O Ministério Púbico Federal moveu ação civil pública contra a Funai, indicando ser demorada e excessiva a vinda de providências pelo órgão federal para o sepultamento do ‘índio do buraco’, como restou conhecido o indígena encontrado morto em Rondônia, da tribo do Tanaru. O indígena teve seu corpo encontrado pela polícia em agosto deste ano e se encontra, segundo o Ministério Público, apodrecendo na sede da Delegacia da Polícia Federal de Vilhena, Rondônia. 
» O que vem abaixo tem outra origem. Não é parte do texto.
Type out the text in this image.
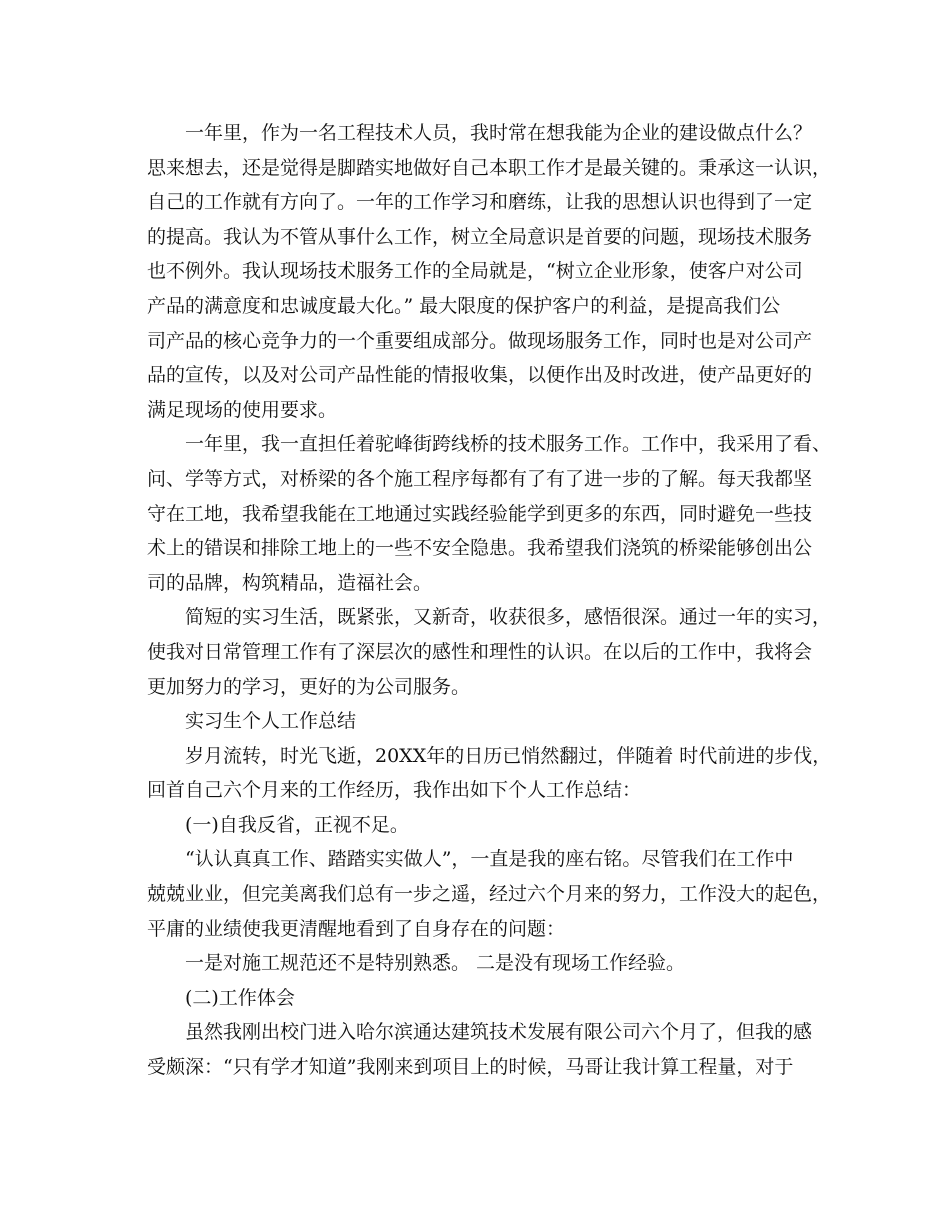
一年里，作为一名工程技术人员，我时常在想我能为企业的建设做点什么？
思来想去，还是觉得是脚踏实地做好自己本职工作才是最关键的。秉承这一认识，
自己的工作就有方向了。一年的工作学习和磨练，让我的思想认识也得到了一定
的提高。我认为不管从事什么工作，树立全局意识是首要的问题，现场技术服务
也不例外。我认现场技术服务工作的全局就是，“树立企业形象，使客户对公司
产品的满意度和忠诚度最大化。” 最大限度的保护客户的利益，是提高我们公
司产品的核心竞争力的一个重要组成部分。做现场服务工作，同时也是对公司产
品的宣传，以及对公司产品性能的情报收集，以便作出及时改进，使产品更好的
满足现场的使用要求。
一年里，我一直担任着驼峰街跨线桥的技术服务工作。工作中，我采用了看、
问、学等方式，对桥梁的各个施工程序每都有了有了进一步的了解。每天我都坚
守在工地，我希望我能在工地通过实践经验能学到更多的东西，同时避免一些技
术上的错误和排除工地上的一些不安全隐患。我希望我们浇筑的桥梁能够创出公
司的品牌，构筑精品，造福社会。
简短的实习生活，既紧张，又新奇，收获很多，感悟很深。通过一年的实习，
使我对日常管理工作有了深层次的感性和理性的认识。在以后的工作中，我将会
更加努力的学习，更好的为公司服务。
实习生个人工作总结
岁月流转，时光飞逝，20XX年的日历已悄然翻过，伴随着 时代前进的步伐，
回首自己六个月来的工作经历，我作出如下个人工作总结：
(一)自我反省，正视不足。
“认认真真工作、踏踏实实做人”，一直是我的座右铭。尽管我们在工作中
兢兢业业，但完美离我们总有一步之遥，经过六个月来的努力，工作没大的起色，
平庸的业绩使我更清醒地看到了自身存在的问题：
一是对施工规范还不是特别熟悉。 二是没有现场工作经验。
(二)工作体会
虽然我刚出校门进入哈尔滨通达建筑技术发展有限公司六个月了，但我的感
受颇深：“只有学才知道”我刚来到项目上的时候，马哥让我计算工程量，对于
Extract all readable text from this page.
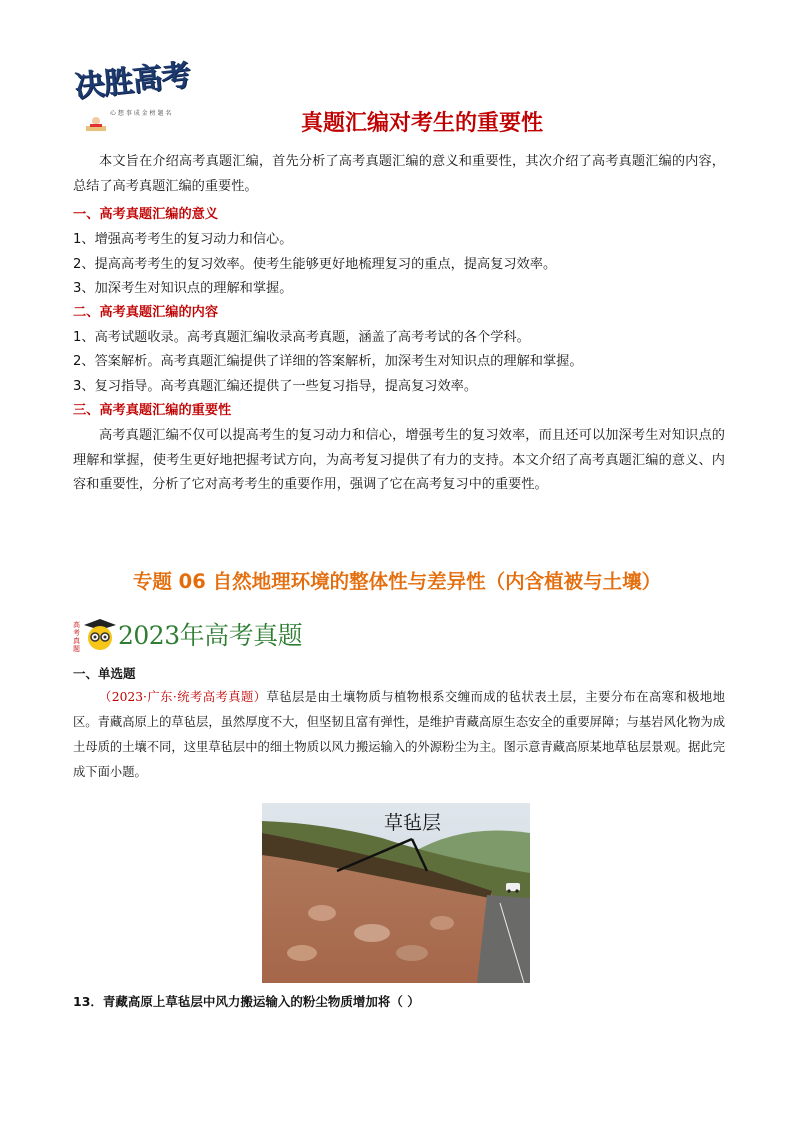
决胜高考
心 想 事 成 金 榜 题 名	真题汇编对考生的重要性
本文旨在介绍高考真题汇编，首先分析了高考真题汇编的意义和重要性，其次介绍了高考真题汇编的内容，总结了高考真题汇编的重要性。
一、高考真题汇编的意义
1、增强高考考生的复习动力和信心。
2、提高高考考生的复习效率。使考生能够更好地梳理复习的重点，提高复习效率。
3、加深考生对知识点的理解和掌握。
二、高考真题汇编的内容
1、高考试题收录。高考真题汇编收录高考真题，涵盖了高考考试的各个学科。
2、答案解析。高考真题汇编提供了详细的答案解析，加深考生对知识点的理解和掌握。
3、复习指导。高考真题汇编还提供了一些复习指导，提高复习效率。
三、高考真题汇编的重要性
高考真题汇编不仅可以提高考生的复习动力和信心，增强考生的复习效率，而且还可以加深考生对知识点的理解和掌握，使考生更好地把握考试方向，为高考复习提供了有力的支持。本文介绍了高考真题汇编的意义、内容和重要性，分析了它对高考考生的重要作用，强调了它在高考复习中的重要性。
专题 06 自然地理环境的整体性与差异性（内含植被与土壤）
高
考
真
题 2023年高考真题
一、单选题
（2023·广东·统考高考真题）草毡层是由土壤物质与植物根系交缠而成的毡状表土层，主要分布在高寒和极地地区。青藏高原上的草毡层，虽然厚度不大，但坚韧且富有弹性，是维护青藏高原生态安全的重要屏障；与基岩风化物为成土母质的土壤不同，这里草毡层中的细土物质以风力搬运输入的外源粉尘为主。图示意青藏高原某地草毡层景观。据此完成下面小题。
草毡层
13．青藏高原上草毡层中风力搬运输入的粉尘物质增加将（ ）
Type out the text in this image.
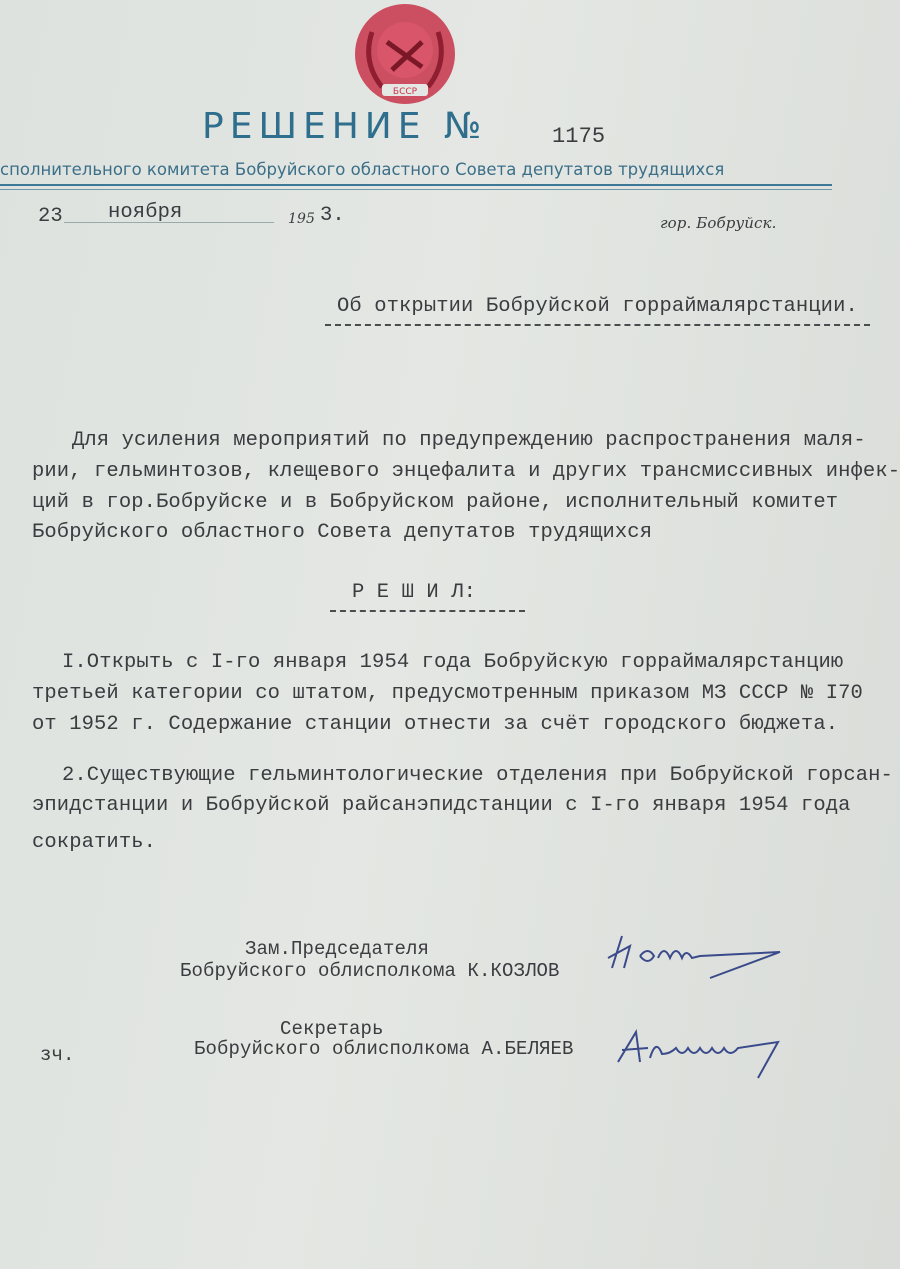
БССР
РЕШЕНИЕ №	1175
сполнительного комитета Бобруйского областного Совета депутатов трудящихся
23 ноября	195 3.	гор. Бобруйск.
Об открытии Бобруйской горраймалярстанции.
Для усиления мероприятий по предупреждению распространения маля-
рии, гельминтозов, клещевого энцефалита и других трансмиссивных инфек-
ций в гор.Бобруйске и в Бобруйском районе, исполнительный комитет
Бобруйского областного Совета депутатов трудящихся
Р Е Ш И Л:
I.Открыть с I-го января 1954 года Бобруйскую горраймалярстанцию
третьей категории со штатом, предусмотренным приказом МЗ СССР № I70
от 1952 г. Содержание станции отнести за счёт городского бюджета.
2.Существующие гельминтологические отделения при Бобруйской горсан-
эпидстанции и Бобруйской райсанэпидстанции с I-го января 1954 года
сократить.
Зам.Председателя
Бобруйского облисполкома К.КОЗЛОВ
Секретарь
Бобруйского облисполкома А.БЕЛЯЕВ
зч.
O indígena ficou conhecido como ‘índio do buraco’ porque viveu durante anos sozinho no meio da Floresta Amazônica e ficava cavando buracos na terra, onde há grandes interesses de fazendeiros da agropecuária. Nesta área, há povos que optaram por se isolar da civilização. Após ser encontrado morto, o corpo do índio foi submetido à pericia, em Brasília e retornou a Rondônia, mas não foi enterrado. A Funai alega que ainda há outros procedimentos a realizar, mas não os justifica, o que levou o Ministério Público a mover a ação civil pública contra o órgão. 

Para o Ministério Público Federal houve tempo excessivamente longo, e, apesar de o corpo ter retornado de Brasília, onde os exames foram feitos, para Vilhena, a Fundai impede esse sepultamento. O prazo dado pelo juiz federal para que a Funai justificasse a omissão, terminou ontem, na sexta feira.